Arthritis can cause permanent joint changes. These may be visible, such as knobby finger joints, but often the damage can only be seen on X-ray. Some types of arthritis also affect the heart, eyes, lungs, kidneys and skin as well as the joints.
The NHS explains that osteoarthritis initially affects the smooth cartilage lining of the joint, making movement more difficult than usual and causing additional pain and stiffness.
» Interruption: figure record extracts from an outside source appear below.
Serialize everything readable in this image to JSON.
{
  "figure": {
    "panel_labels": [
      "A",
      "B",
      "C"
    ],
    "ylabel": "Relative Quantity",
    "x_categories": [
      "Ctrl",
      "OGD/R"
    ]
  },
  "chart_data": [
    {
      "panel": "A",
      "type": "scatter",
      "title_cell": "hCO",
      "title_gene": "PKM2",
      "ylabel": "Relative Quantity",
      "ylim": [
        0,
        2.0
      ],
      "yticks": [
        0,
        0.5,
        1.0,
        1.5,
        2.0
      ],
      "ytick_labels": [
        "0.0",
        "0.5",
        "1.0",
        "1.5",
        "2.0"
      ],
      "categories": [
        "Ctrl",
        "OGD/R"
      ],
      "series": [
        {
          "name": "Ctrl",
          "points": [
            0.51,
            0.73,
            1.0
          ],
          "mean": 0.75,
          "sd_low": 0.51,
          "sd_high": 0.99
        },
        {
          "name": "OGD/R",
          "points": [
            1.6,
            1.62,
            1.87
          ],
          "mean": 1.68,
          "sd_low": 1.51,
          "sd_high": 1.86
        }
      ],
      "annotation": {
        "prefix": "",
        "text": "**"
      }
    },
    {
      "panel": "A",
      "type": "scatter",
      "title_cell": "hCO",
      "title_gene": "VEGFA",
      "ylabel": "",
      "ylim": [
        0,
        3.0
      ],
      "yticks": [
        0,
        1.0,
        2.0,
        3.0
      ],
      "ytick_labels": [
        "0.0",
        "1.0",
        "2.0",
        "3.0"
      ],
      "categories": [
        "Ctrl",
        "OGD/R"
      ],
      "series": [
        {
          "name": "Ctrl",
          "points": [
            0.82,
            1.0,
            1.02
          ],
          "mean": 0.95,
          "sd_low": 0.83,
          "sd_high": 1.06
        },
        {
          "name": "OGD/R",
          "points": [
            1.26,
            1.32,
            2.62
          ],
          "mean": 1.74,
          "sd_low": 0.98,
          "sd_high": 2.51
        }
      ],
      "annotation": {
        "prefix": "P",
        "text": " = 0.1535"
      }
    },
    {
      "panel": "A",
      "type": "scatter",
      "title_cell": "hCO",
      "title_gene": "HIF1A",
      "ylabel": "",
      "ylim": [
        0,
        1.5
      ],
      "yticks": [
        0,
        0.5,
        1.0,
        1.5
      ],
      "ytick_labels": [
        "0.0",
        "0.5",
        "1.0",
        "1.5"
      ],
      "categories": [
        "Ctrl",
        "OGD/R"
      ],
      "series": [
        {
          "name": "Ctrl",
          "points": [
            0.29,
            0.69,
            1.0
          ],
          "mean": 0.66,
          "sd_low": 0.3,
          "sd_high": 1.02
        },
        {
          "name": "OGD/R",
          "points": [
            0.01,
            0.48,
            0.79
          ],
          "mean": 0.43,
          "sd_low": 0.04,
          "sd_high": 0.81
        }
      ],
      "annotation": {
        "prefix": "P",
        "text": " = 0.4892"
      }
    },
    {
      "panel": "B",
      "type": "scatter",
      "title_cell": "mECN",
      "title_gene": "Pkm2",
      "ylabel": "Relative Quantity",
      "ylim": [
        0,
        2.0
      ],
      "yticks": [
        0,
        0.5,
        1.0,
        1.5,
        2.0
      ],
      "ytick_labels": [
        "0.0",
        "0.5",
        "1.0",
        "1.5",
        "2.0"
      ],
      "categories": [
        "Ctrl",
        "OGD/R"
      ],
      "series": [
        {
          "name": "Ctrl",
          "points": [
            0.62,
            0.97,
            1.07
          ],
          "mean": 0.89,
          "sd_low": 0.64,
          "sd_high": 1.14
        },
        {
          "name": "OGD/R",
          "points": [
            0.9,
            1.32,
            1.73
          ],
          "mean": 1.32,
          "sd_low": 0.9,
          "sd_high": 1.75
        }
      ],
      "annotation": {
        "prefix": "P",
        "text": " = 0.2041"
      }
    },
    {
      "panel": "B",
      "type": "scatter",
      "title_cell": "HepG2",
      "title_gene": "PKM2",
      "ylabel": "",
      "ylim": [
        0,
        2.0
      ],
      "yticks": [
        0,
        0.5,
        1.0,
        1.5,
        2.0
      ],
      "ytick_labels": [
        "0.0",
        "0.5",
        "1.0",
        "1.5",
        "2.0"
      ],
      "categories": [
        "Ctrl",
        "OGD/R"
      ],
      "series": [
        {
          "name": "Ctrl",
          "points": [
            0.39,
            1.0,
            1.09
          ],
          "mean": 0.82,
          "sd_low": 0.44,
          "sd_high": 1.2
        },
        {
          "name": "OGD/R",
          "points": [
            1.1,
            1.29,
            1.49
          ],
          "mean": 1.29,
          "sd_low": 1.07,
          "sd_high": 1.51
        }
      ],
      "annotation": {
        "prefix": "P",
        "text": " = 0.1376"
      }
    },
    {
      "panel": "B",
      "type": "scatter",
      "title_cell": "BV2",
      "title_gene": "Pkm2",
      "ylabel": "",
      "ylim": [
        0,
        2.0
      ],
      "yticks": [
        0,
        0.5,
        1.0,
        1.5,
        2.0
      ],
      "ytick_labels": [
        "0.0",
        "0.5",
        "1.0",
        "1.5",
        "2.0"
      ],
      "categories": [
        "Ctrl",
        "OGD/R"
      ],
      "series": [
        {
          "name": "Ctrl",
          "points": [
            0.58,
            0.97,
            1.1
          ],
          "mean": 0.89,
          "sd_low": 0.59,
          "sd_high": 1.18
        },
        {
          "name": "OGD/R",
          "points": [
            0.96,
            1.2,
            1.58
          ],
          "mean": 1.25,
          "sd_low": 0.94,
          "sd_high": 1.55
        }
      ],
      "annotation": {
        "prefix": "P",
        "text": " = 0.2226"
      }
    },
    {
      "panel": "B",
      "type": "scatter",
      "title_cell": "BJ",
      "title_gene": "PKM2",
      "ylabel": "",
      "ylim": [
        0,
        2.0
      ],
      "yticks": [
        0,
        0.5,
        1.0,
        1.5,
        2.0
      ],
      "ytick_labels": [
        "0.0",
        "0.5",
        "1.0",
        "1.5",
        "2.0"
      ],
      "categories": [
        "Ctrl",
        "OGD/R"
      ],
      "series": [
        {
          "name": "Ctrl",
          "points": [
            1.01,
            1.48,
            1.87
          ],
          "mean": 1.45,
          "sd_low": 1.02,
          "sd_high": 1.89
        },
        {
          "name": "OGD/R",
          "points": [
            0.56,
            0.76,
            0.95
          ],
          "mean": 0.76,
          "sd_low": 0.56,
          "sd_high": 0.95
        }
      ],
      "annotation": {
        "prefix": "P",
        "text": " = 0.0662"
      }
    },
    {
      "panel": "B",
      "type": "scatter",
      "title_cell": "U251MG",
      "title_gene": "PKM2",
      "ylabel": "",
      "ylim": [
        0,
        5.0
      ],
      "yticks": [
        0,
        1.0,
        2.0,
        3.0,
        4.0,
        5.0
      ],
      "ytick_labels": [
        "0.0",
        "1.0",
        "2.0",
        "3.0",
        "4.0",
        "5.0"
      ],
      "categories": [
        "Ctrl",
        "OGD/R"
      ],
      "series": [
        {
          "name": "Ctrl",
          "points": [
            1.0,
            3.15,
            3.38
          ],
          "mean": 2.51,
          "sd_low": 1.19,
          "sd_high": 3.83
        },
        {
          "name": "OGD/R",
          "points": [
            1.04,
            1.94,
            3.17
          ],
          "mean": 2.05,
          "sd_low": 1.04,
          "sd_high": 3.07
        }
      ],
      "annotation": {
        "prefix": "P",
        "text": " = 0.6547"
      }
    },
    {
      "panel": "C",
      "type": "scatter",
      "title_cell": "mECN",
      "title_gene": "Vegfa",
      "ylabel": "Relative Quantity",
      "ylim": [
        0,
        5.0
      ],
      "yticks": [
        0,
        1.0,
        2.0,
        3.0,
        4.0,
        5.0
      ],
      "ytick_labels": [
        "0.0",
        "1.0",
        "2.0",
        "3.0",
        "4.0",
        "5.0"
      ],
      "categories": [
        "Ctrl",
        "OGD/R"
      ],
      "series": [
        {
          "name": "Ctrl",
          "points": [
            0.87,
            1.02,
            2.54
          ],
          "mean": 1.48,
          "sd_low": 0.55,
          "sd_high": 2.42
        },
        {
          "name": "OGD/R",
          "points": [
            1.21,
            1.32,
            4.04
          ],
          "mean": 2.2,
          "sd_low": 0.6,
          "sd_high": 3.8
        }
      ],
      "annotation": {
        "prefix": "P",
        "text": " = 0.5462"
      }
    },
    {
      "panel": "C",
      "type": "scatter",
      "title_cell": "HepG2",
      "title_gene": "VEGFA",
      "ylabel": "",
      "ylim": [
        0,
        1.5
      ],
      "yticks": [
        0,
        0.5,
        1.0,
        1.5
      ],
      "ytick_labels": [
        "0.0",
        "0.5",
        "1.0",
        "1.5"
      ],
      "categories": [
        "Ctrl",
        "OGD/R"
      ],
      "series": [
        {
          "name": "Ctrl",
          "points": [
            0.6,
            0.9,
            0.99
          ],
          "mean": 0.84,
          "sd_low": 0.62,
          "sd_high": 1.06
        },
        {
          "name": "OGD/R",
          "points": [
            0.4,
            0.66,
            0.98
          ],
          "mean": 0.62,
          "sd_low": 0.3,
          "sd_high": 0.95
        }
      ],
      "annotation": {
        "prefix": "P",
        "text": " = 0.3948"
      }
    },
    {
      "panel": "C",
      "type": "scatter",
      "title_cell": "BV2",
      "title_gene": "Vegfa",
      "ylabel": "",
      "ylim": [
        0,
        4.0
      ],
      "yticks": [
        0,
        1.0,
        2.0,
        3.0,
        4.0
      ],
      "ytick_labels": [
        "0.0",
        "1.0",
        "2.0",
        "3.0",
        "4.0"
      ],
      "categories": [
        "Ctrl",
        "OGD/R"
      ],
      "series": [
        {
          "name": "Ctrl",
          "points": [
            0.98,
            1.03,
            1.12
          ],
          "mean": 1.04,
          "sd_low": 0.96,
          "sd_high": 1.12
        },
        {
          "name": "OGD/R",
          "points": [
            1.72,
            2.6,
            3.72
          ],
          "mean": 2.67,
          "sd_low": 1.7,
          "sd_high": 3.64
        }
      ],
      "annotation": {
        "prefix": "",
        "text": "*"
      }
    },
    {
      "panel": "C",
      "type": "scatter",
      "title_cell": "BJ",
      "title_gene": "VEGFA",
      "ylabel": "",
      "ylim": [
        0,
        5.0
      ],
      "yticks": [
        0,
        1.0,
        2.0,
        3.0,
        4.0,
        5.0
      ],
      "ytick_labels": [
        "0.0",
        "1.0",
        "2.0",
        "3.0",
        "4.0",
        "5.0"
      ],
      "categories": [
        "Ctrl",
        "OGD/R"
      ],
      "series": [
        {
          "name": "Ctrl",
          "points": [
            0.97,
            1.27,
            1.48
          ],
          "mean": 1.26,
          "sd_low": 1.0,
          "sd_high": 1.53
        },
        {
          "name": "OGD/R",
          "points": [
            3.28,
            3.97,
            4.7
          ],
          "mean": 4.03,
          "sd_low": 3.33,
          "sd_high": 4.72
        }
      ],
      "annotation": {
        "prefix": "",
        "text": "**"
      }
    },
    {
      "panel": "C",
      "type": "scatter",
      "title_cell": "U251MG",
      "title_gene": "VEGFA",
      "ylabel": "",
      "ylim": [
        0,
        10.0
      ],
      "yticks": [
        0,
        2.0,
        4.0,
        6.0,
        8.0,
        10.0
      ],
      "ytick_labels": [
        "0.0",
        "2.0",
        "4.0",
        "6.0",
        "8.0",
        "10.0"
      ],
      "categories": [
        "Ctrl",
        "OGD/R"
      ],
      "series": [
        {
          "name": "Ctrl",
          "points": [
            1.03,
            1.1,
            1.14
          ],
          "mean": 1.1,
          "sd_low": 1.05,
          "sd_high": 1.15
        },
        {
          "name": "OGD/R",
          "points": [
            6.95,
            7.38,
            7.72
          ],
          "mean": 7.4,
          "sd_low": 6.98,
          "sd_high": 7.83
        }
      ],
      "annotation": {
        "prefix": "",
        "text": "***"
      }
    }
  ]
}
Over time and as a result of the tendons and ligaments working harder, bony spurs called osteophytes develop. Severe loss of cartilage can lead to bone rubbing on bone, altering the shape of the joint and forcing the bones out of their normal position.
Rheumatoid arthritis on the other hand slightly differs. Generally affecting individuals between 40 and 50 years of age, the condition is caused by the body’s immune system targeting affected joints which leads to pain and swelling.
This can then spread across the joint, leading to further swelling and a change in the joint’s shape. Over time this may cause the bone and cartilage to break down. Causing the following symptoms:
- Inflammation in and around the joints
- Restricted movement of the joints
- Warm red skin over the affected joint
- Weakness and muscle wasting.
Although there is no current cure for the condition, the NHS explains that there are multiple treatments that can help to slow the progression of arthritis down. For osteoarthritis, treatments include lifestyle changes, medication and sometimes surgery. Similarly, for rheumatoid arthritis anti-inflammatory medication, physiotherapy and surgery are preferred.